Nawet dojrzali i bardzo szczęśliwi ludzie przeżywają czasem bolesne nastroje, emocjonalne rozterki, obawy o przeszłość i przyszłość, o samych siebie i o ludzi, których kochają. Miłość najlepiej chroni także przed tymi wszystkimi niepokojami i trudnymi nastrojami. Miłość wycisza i uspakaja. Nastroje – na szczęście – przemijają, ale radość z osób, które pokochaliśmy nieodwołalnie, nie przemija nigdy!
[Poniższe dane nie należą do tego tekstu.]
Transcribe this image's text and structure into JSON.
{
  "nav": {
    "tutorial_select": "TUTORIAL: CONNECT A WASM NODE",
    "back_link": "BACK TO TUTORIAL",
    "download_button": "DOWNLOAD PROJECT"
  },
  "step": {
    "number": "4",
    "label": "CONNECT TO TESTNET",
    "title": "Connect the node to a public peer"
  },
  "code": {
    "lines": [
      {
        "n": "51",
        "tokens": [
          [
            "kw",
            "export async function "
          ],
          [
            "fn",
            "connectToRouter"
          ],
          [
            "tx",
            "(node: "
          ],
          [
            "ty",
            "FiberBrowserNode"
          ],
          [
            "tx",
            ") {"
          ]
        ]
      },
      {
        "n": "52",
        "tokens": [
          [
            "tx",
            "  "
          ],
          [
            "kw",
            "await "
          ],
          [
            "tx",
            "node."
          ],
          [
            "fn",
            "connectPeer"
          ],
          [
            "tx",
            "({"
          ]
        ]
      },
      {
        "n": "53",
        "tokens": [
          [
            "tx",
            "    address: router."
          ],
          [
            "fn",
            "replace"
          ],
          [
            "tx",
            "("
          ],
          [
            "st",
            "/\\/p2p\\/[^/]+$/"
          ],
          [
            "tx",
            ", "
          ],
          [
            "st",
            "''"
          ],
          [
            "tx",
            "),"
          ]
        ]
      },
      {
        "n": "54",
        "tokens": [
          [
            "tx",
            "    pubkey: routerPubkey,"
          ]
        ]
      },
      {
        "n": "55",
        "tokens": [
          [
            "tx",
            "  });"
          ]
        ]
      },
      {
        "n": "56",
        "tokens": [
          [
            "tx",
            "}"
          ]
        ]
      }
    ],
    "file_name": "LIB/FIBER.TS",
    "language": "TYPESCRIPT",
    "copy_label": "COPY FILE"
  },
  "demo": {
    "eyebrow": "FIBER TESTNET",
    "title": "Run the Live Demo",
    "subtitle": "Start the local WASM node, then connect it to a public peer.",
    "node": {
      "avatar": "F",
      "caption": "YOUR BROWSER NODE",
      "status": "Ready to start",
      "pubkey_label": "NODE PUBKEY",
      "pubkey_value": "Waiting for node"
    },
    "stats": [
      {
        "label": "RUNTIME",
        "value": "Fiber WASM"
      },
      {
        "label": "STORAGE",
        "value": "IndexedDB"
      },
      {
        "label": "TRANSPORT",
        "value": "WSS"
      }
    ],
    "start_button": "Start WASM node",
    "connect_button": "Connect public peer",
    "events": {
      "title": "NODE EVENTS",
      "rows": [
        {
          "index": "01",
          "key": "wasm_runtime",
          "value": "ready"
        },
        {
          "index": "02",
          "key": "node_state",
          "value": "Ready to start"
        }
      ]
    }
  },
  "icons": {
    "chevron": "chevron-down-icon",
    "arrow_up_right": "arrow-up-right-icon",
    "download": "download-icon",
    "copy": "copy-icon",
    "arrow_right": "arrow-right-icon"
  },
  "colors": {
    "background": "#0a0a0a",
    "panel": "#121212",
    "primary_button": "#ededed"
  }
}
Miłość wyzwala nas z niepokojów i lęków w sposób najbardziej radykalny i trwały właśnie dlatego, że wnosi w nasze życie zaskakującą i niezawodną radość, która nie jest zależna od naszych chwilowych nastrojów. Miłość daje nam takie poczucie bezpieczeństwa, jakie jest nieosiągalne, a nawet niewyobrażalne dla tych ludzi, którzy nie kochają. Miłość budzi RADOŚĆ i usypia niepokoje. Kto kocha, ten żyje w pogodzie ducha i w wewnętrznej ciszy, w której słychać już tylko spokój sumienia, a największym marzeniem staje się pragnienie świętości. Prawdziwy przyjaciel zawsze mnie chroni, a nigdy mnie nie osacza. Takie są właśnie owoce dojrzałej miłości, gdyż miłość zamienia życie w święto i wycisza wszystkie burze w człowieku.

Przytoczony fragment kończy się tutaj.